You've just paid off the minivan, got the dog fixed and Christmas is months away. Life is perfect. Now what are you going to do with all that extra cash? You could buy a new sound system or take a trip to Cancún. But have you considered putting your money to work?
Money making money is the whole idea behind interest
Money making money is the whole idea behind interest. Whether you stick your cash into savings accounts, buy stocks or lend it to your brother at 10 percent, interest is the cost paid for the use of money.
Almost everyone has had experience with traditional savings accounts. Many of us remember our father or mother taking us to their bank when we were children and opening our first savings account. My dad told me that the cash in my savings account would grow like magic.
How does it work?
It really does take money to make money. A new company that needs cash to get off the ground may borrow capital from investors, with the agreement to pay it back, plus a sum equal to a certain percentage of the money borrowed.
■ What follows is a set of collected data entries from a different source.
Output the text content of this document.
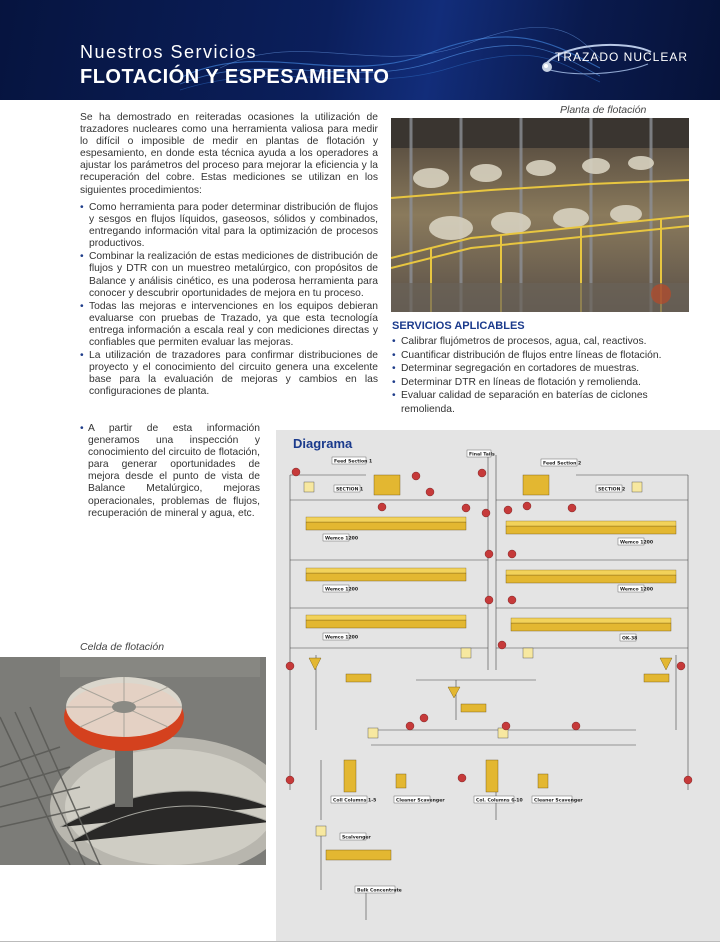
Nuestros Servicios
FLOTACIÓN Y ESPESAMIENTO
TRAZADO NUCLEAR

Se ha demostrado en reiteradas ocasiones la utilización de trazadores nucleares como una herramienta valiosa para medir lo difícil o imposible de medir en plantas de flotación y espesamiento, en donde esta técnica ayuda a los operadores a ajustar los parámetros del proceso para mejorar la eficiencia y la recuperación del cobre. Estas mediciones se utilizan en los siguientes procedimientos:

• Como herramienta para poder determinar distribución de flujos y sesgos en flujos líquidos, gaseosos, sólidos y combinados, entregando información vital para la optimización de procesos productivos.
• Combinar la realización de estas mediciones de distribución de flujos y DTR con un muestreo metalúrgico, con propósitos de Balance y análisis cinético, es una poderosa herramienta para conocer y descubrir oportunidades de mejora en tu proceso.
• Todas las mejoras e intervenciones en los equipos debieran evaluarse con pruebas de Trazado, ya que esta tecnología entrega información a escala real y con mediciones directas y confiables que permiten evaluar las mejoras.
• La utilización de trazadores para confirmar distribuciones de proyecto y el conocimiento del circuito genera una excelente base para la evaluación de mejoras y cambios en las configuraciones de planta.

• A partir de esta información generamos una inspección y conocimiento del circuito de flotación, para generar oportunidades de mejora desde el punto de vista de Balance Metalúrgico, mejoras operacionales, problemas de flujos, recuperación de mineral y agua, etc.

Planta de flotación
Celda de flotación
SERVICIOS APLICABLES
• Calibrar flujómetros de procesos, agua, cal, reactivos.
• Cuantificar distribución de flujos entre líneas de flotación.
• Determinar segregación en cortadores de muestras.
• Determinar DTR en líneas de flotación y remolienda.
• Evaluar calidad de separación en baterías de ciclones remolienda.
Diagrama
Feed Section 1	Feed Section 2
Final Tails
SECTION 1	SECTION 2
Wemco 1200
Wemco 1200
Wemco 1200	Wemco 1200
Wemco 1200	OK-38
Coll Columns 1-5	Cleaner Scavenger	Col. Columns 6-10 Cleaner Scavenger
Scalvenger
Bulk Concentrate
Confused? Let's use another example. Monte Money-Bucks lends $50,000 to his sister for a catering business she wants to start. She agrees to pay it back in three years at 10 percent interest. This means that when the three years are up, she will owe Monte $65,000—the $50,000 plus an additional $15,000 of interest.
Normal people and interest
Few of us have $50,000 to invest, but let's suppose you open a savings account with $5000 that earns 1 percent interest. In two years, your money will have earned you $100 in interest. Not a bad way to pick up some extra cash. But maybe you can do better.
Banks offer other plans, besides savings accounts, that pay even more interest. Some CD accounts, for example, will pay 4 percent if you leave your money untouched for three years. In three years, $5,000 would gather $600 in interest at that rate. And that's only the beginning.
Many financial institutions pay what's called compound interest. This means that they pay interest on the amount of money you deposit (the principal) plus the amount of interest they have already paid you.
In the savings example of the $5000 at 1 percent interest over two years you would make an additional $0.50. That may not seem like a lot, but it's better than nothing.
How to get from here to there
Many consumers keep savings accounts and pay high interest rates on their loans. If this applies to you, maybe you should take a look at what is available to you. If you are earning a low interest rate on a bank savings account and paying 15 percent or more on your loans, wouldn't you be putting your money to better use by paying off your debt?
If you have a low interest earning account and your credit reports have questionable listings on them, you may consider using some of that savings money to hire a professional credit restoration firm to assist you in improving your credit rating and thereby lower the interest you pay on your present loans.
You can start by ordering your credit reports and determining what needs to be done.